The United States was said to be considering air strikes aimed at eliminating individual leaders of Islamic State as Turkey came under mounting pressure to stem the flow of jihadists across its border into Syria.
As Washington on Saturday debated extending air strikes into Syria, senior British politicians urged Ankara to act to block recruits from the UK and other countries from entering Syria via Turkey, en route to joining Islamic State (formerly Isis). This weekend large numbers of Isis jihadists were trying to secure greater control of the border area, pushing northwards in armoured trucks looted from abandoned Iraqi military bases.
Isis wants to establish dominance in the area to make it easier for potential recruits to gain safe passage and to allow the movement of vital supplies, including weapons and oil. The route has been used by most of the foreign fighters who have joined the cause, and is believed to have been taken by several hundred of those who have joined Isis from the UK.
I haven't had a chance to carefully study the recent developments in Iraq and the Islamic State but already have mixed feelings due to a concern that neocons will find a way to drag the U.S. back into a major war in this region to continue their long-held plan to 're-engineer' the Middle East. If we could be guaranteed these strikes would be of limited duration with specific finite objectives they may contribute to national security objectives.
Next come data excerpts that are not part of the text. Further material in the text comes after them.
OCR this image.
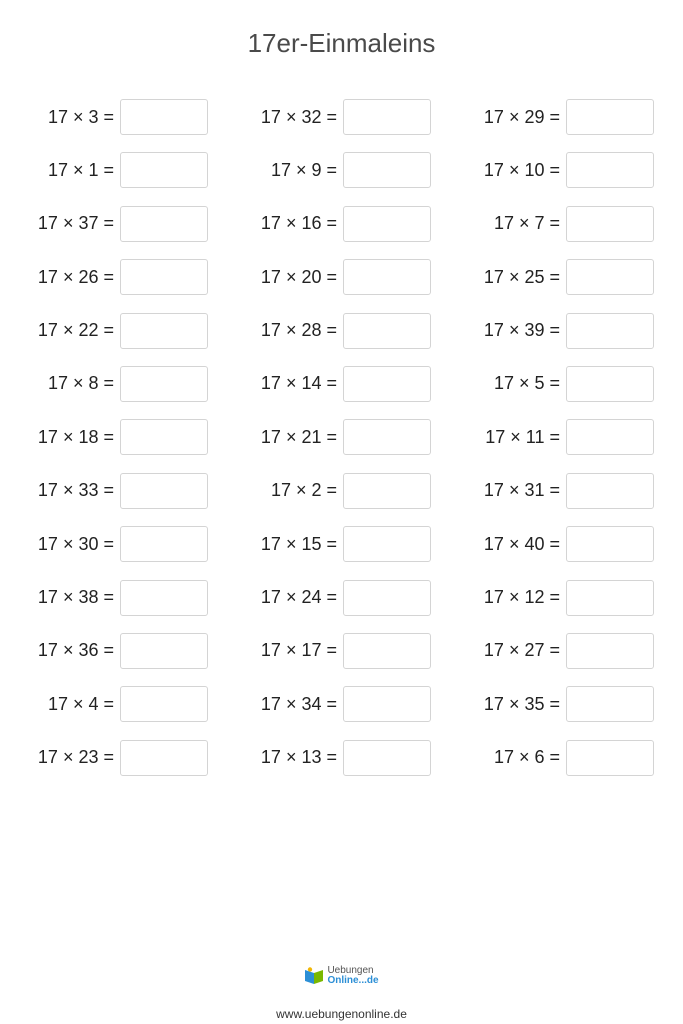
17er-Einmaleins
17 × 3 =	17 × 32 =	17 × 29 =
17 × 1 =	17 × 9 =	17 × 10 =
17 × 37 =	17 × 16 =	17 × 7 =
17 × 26 =	17 × 20 =	17 × 25 =
17 × 22 =	17 × 28 =	17 × 39 =
17 × 8 =	17 × 14 =	17 × 5 =
17 × 18 =	17 × 21 =	17 × 11 =
17 × 33 =	17 × 2 =	17 × 31 =
17 × 30 =	17 × 15 =	17 × 40 =
17 × 38 =	17 × 24 =	17 × 12 =
17 × 36 =	17 × 17 =	17 × 27 =
17 × 4 =	17 × 34 =	17 × 35 =
17 × 23 =	17 × 13 =	17 × 6 =
Uebungen
Online...de
www.uebungenonline.de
The article mentions that we also are considering fighting the Islamic jihadist where ever they appear in what appears to be a creeping backslide into a never ending "war on terrorism" where we will have essentially committed ourselves to World War III on Islamic militants no matter what country they reside in without any congressional debate and as if this is no big deal.
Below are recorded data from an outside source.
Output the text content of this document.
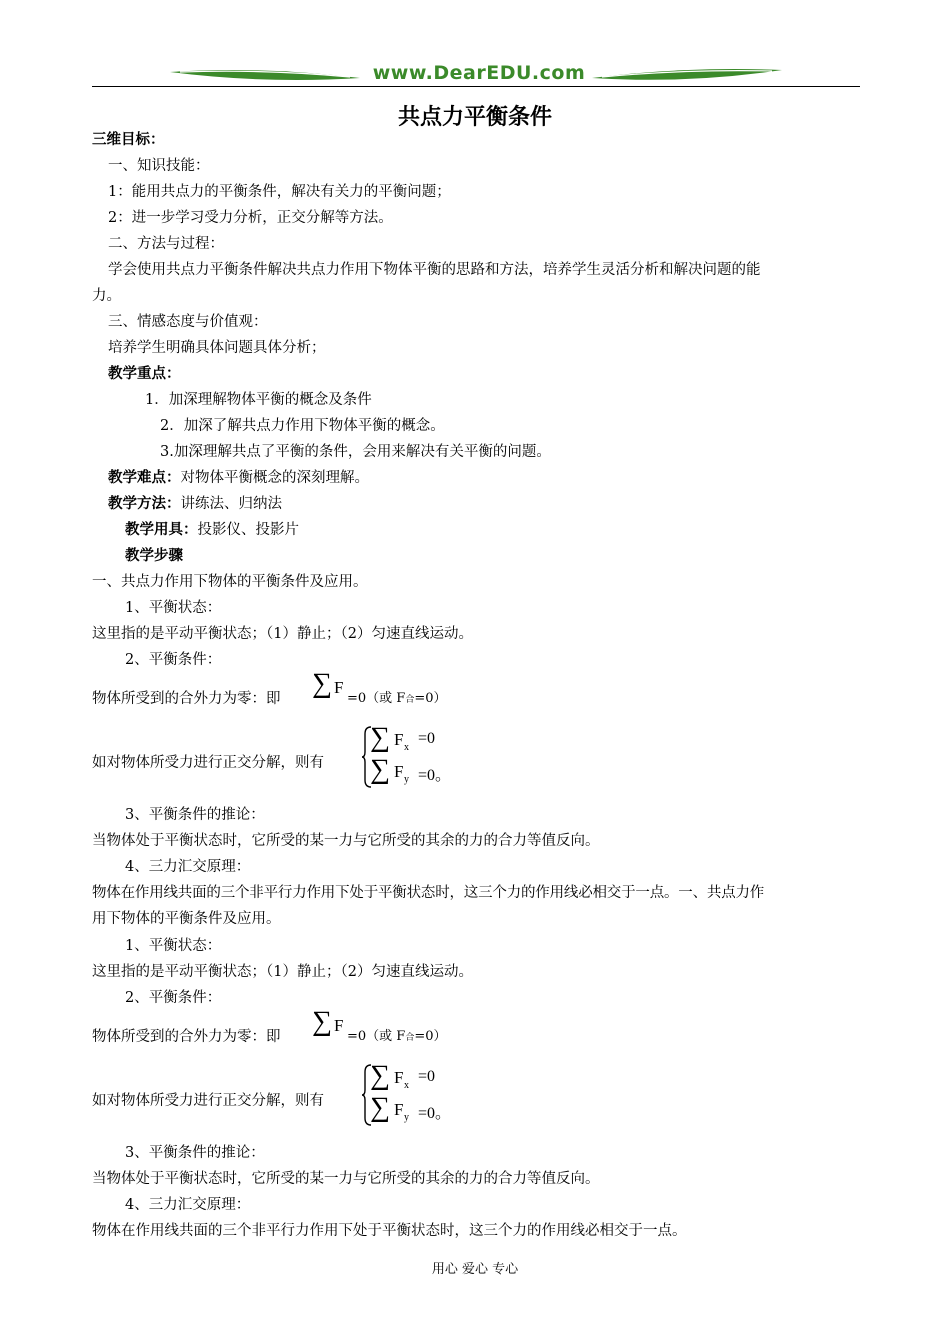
www.DearEDU.com
共点力平衡条件
三维目标：
一、知识技能：
1：能用共点力的平衡条件，解决有关力的平衡问题；
2：进一步学习受力分析，正交分解等方法。
二、方法与过程：
学会使用共点力平衡条件解决共点力作用下物体平衡的思路和方法，培养学生灵活分析和解决问题的能
力。
三、情感态度与价值观：
培养学生明确具体问题具体分析；
教学重点：
1．加深理解物体平衡的概念及条件
2．加深了解共点力作用下物体平衡的概念。
3.加深理解共点了平衡的条件，会用来解决有关平衡的问题。
教学难点：对物体平衡概念的深刻理解。
教学方法：讲练法、归纳法
教学用具：投影仪、投影片
教学步骤
一、共点力作用下物体的平衡条件及应用。
1、平衡状态：
这里指的是平动平衡状态；（1）静止；（2）匀速直线运动。
2、平衡条件：
物体所受到的合外力为零：即 ∑ F
=0（或 F合=0）
如对物体所受力进行正交分解，则有
∑ F x
=0
∑ F y =0。
3、平衡条件的推论：
当物体处于平衡状态时，它所受的某一力与它所受的其余的力的合力等值反向。
4、三力汇交原理：
物体在作用线共面的三个非平行力作用下处于平衡状态时，这三个力的作用线必相交于一点。一、共点力作
用下物体的平衡条件及应用。
1、平衡状态：
这里指的是平动平衡状态；（1）静止；（2）匀速直线运动。
2、平衡条件：
物体所受到的合外力为零：即 ∑ F
=0（或 F合=0）
如对物体所受力进行正交分解，则有
∑ F x
=0
∑ F y =0。
3、平衡条件的推论：
当物体处于平衡状态时，它所受的某一力与它所受的其余的力的合力等值反向。
4、三力汇交原理：
物体在作用线共面的三个非平行力作用下处于平衡状态时，这三个力的作用线必相交于一点。
用心 爱心 专心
We essentially have already done this and the more I think about it the more I oppose it. This seems to be a self-propagating war and insertion of ourselves into a 1,000 old religious war and other battles that if can gain energy independence are really not of primary interest to us and we would not be a primary target of the Islamist militants if we were not attacking them.
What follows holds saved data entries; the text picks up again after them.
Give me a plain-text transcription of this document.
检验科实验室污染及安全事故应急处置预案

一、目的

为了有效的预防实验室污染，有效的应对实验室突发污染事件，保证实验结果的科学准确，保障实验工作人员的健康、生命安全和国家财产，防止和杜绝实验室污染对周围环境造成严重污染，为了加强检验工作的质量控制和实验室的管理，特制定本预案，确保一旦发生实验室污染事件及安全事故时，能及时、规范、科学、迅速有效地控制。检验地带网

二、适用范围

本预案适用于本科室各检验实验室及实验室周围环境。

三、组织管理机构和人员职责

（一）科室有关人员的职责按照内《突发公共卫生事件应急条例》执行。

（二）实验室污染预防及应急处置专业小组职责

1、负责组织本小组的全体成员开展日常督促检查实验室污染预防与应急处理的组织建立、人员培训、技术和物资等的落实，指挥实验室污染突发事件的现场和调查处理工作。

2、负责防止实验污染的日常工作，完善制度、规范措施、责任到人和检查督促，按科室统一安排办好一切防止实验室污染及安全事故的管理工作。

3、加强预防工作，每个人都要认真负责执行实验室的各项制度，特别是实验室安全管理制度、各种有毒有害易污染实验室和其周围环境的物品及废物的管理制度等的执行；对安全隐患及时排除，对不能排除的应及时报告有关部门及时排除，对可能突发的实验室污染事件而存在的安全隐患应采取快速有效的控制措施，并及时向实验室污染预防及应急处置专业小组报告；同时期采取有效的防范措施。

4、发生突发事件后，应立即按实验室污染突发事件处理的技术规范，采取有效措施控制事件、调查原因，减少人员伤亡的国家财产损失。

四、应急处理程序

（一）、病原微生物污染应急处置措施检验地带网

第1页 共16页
I realize this is an oversimplification but I can not approve of an open ended world wide war, which is ended to go on for decades, which creates enemies of people who otherwise may not really care about us, and and which may violate the sovereign boundaries of perhaps over four dozen countries many of whom might otherwise be our allies.
I no longer trust what any of our political leaders say about matter of foreign policy which seems to have been hijacked once again by neocons.
President Obama's speech at West Point was excellent as a theoretical ambition and framework, however, I am increasing unclear about how our current and recent actual actions, especially the use of a world-wide network of assassination drones is consistent with the espoused aspirations.
Even more sadly, it appears that the Obama administration may represent a "high water mark" of the appearance of any thing remotely like progressive values in our foreign policy which the neocons may be in the process of successfully locking up for he foreseeable decades after the last two years of Obama's administration.
The train is leaving the station on whatever Democratic-progressive foreign policy paradigm we wish to leave and I fear we have not come close to what should have been, and still be our objectives, but time may have already run out.
Damn, I hate it when things like this happen.